Lately, I have been thinking a lot about how a person’s skin tone is really a great matter of concern for society. It becomes mythically necessary in shaping a person’s future; not only does it play a role in someone’s career, but in other aspects as well, the skin tone is a major deciding factor of one’s fate.
And as I keep thinking about skin tones; I can’t come up with a single reason that justifies people’s desire to have lighter or darker skin. There is no prestigious thing in differentiating people on the basis of skin tone. It is rather a shameful act in the eyes of humanity.
The notions that fair girls will get better boys to marry or better job offers or that boys should be fair are really problematic. In fact, this concept is so disdainful, that we are forgetting the true meaning of beauty
Recently, Sai Pallavi, a Telugu actress refused to endorse a fairness cream worth Rs. 2 crores. And her reasoning for rejecting such a huge amount of money was very valid. According to her, as she told HuffPost India. “This is Indian colour. We can’t go to foreigners and ask them why they are white, and if they know that they will get cancer because of it. We can’t look at them and think we want that. That’s their skin colour and this is ours. Africans have their own colour too and they are beautiful.”
The Black Market Of Beauty Creams!
Honestly, we are so obsessed with associating beauty with fairer skin, that we fail to realize that beauty should never be associated with superficiality. We are so plagued by this idea of lighter skin, that we tend to forget what impact it’s having on young girls and women. It’s not only making them conscious, but its also making them hide, in the closet of insecurities and uncertainties.
I have seen on many instances where girls are taught to apply haldi, chandan, malai and all other cosmetics that would hypothetically make them fairer. In fact, talking about the past, boys also suffer from something similar.
Our market is stocked with various products that advocate for fairness and beauty. We have so many cosmetics that promise a particular skin tone after application. In fact, if the new age we have so many fashion bloggers and vloggers, social media influencers, who advertise various creams, facemasks, gels, that pledge for skin lightening. And marketing strategies are luring everyone into this fallacy.
The beauty market is increasing tremendously, gaining profit immensely without showing any accountability of the consequences. Most of these creams contain chemicals that are not only harmful to our skin but also expensive.
Why Do We Continue Supporting Toxic Traditions?
In one situation, I found myself cringing as someone mentioned that they want a daughter-in-law, who was fair and beautiful. In another instance, a lady was boasting about the girl’s lighter skin tone. In a recent incident, a guy was rejected for having dark skin tone and there was no mention actually no mention of his education, qualifications, or intelligence. The only factor that mattered when choosing an acceptable husband or wife was fairness and beauty. My question is, do dark-skinned people deserve to be considered worthless by Indian society? Does their intelligence and education and behaviour count for nothing?
Will they always be forced to try and change themselves by applying creams that are intended to make them fairer? Will all the other qualities within them, become secondary because of their skin tone? Will they be the subject to the never-ending rants, questions and the pity of people just because they have a darker skin tone?
If the answer is yes, then we as a society have failed and we need to stop carrying on with toxic traditions that do more harm than good.

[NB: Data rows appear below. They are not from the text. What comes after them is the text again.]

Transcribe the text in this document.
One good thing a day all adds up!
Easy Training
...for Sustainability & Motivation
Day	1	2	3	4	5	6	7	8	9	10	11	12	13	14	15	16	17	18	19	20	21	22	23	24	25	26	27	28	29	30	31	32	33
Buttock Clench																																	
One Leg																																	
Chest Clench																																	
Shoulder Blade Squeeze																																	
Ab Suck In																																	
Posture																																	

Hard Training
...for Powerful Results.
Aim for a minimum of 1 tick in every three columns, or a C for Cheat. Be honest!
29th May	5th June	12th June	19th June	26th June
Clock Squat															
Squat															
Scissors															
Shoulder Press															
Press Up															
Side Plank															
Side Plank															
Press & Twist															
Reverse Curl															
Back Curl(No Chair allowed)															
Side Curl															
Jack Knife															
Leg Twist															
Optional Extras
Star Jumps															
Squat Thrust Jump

Have we ever realized what a person with darker skin tone has to go through while listening to taunts about the colour of their skin? Have we ever realized what kind of psychological trauma they go through when they are constantly compared with their own friends, siblings and cousins, who have a lighter skin tone? Have we ever considered how a person with dark skin tone feels when we constantly push them to use products that have no effect on their skin?
Have we ever thought about how uncertain and insecure a person becomes when we demean them continuously? How many girls and boys with darker skin tones question their own self worth and fall into the pit of depression because of unnecessary qualms during marriage proposals?
If the definition of beauty is a flawless face without scars, with a lighter skin tone, then society is lying to itself.
The definition of beautiful holds a much broader slant then just having a light skin tone.
Beauty simply does not lie only in the face, it also lies in the acknowledgement of how a person perceives humanity and life, and in the very heart of the human, in the intelligence, knowledge, compassion and empathy that one shares.